- Godah Location in Manipur, India Godah Godah (India)
- Coordinates: 24°53′49″N 94°21′02″E﻿ / ﻿24.89694°N 94.35056°E
- Country: India
- State: Manipur
- District: Ukhrul

Population
- • Total: 336

Languages
- • Official: Tangkhul Godah Tui
- Time zone: UTC+5:30 (IST)
- PIN: 795142
- Vehicle registration: MN
- Nearest city: Ukhrul Imphal
- Literacy: 82.14%
- Lok Sabha constituency: Outer Manipur
- Vidhan Sabha constituency: Phungyar

= Godah, Ukhrul =

Godah, also called Hundung, is a village located south of Ukhrul in the Ukhrul district, Manipur State, India. The village falls under the Phungyar subdivision. The village is approximately 70 kilometers from Ukhrul and is partially connected by Ukhrul-Phungyar State highway. Godah is bordered by Hangkau in the east, Shingkap in the west, Alang in the south and Shangshak in the north.

==Population==
According to 2011 census, Godah has 76 households with a 336 people. 158 are male and 178 are female.
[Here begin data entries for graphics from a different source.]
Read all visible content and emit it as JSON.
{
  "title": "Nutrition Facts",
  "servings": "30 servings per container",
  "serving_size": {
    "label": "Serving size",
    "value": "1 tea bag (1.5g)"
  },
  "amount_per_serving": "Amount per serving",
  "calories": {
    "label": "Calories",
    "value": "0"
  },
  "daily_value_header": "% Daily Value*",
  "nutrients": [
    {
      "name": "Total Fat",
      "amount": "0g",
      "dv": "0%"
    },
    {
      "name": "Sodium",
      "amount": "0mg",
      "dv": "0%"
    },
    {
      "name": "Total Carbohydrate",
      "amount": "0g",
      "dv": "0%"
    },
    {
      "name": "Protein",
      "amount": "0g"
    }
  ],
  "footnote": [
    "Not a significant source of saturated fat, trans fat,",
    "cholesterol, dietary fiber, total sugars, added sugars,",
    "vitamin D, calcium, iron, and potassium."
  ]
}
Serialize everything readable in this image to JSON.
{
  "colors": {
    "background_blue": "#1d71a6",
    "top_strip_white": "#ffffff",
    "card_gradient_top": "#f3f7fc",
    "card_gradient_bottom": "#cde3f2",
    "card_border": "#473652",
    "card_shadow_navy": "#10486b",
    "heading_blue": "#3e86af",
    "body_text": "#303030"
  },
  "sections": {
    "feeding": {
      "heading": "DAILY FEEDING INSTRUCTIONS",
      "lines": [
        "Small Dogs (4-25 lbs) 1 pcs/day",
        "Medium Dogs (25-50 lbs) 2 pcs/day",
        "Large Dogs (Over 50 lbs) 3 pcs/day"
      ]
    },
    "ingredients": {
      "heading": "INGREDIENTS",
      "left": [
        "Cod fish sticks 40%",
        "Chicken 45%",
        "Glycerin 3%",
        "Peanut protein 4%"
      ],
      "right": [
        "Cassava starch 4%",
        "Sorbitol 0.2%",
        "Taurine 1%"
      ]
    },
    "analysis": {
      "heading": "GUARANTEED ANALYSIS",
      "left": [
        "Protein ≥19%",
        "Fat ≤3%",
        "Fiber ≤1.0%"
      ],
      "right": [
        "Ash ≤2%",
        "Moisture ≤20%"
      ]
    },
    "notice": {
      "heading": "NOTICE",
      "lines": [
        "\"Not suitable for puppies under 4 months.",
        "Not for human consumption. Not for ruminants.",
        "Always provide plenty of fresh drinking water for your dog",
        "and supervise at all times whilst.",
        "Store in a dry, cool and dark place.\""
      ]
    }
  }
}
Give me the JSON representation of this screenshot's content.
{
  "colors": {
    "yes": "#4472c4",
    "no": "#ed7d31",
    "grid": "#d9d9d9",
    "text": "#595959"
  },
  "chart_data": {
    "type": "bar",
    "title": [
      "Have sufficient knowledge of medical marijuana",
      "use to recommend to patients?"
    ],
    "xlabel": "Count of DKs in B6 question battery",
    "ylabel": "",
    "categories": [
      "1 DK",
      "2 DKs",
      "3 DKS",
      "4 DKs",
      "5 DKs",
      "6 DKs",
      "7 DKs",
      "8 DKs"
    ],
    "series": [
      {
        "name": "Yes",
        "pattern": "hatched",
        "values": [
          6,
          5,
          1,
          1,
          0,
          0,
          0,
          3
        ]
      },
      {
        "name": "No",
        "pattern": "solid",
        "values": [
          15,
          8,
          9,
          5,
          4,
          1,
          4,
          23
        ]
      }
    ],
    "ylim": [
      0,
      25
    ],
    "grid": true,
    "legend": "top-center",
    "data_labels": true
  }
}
Of the total population, 56 were in the age group of 0–6 years. The average sex ratio of the village is 1127 female to 1000 male, which is higher than the state average of 985. The village's literacy rate is 82.14%, which is higher than the 76.94% state average. The literacy rate for men is 88.28%, compared to 76.97% for women.

==People and Occupations==
The village is home to people of Tangkhul Naga tribe. The majority of the inhabitants are Christians. Most of the inhabitants are employed in agriculture.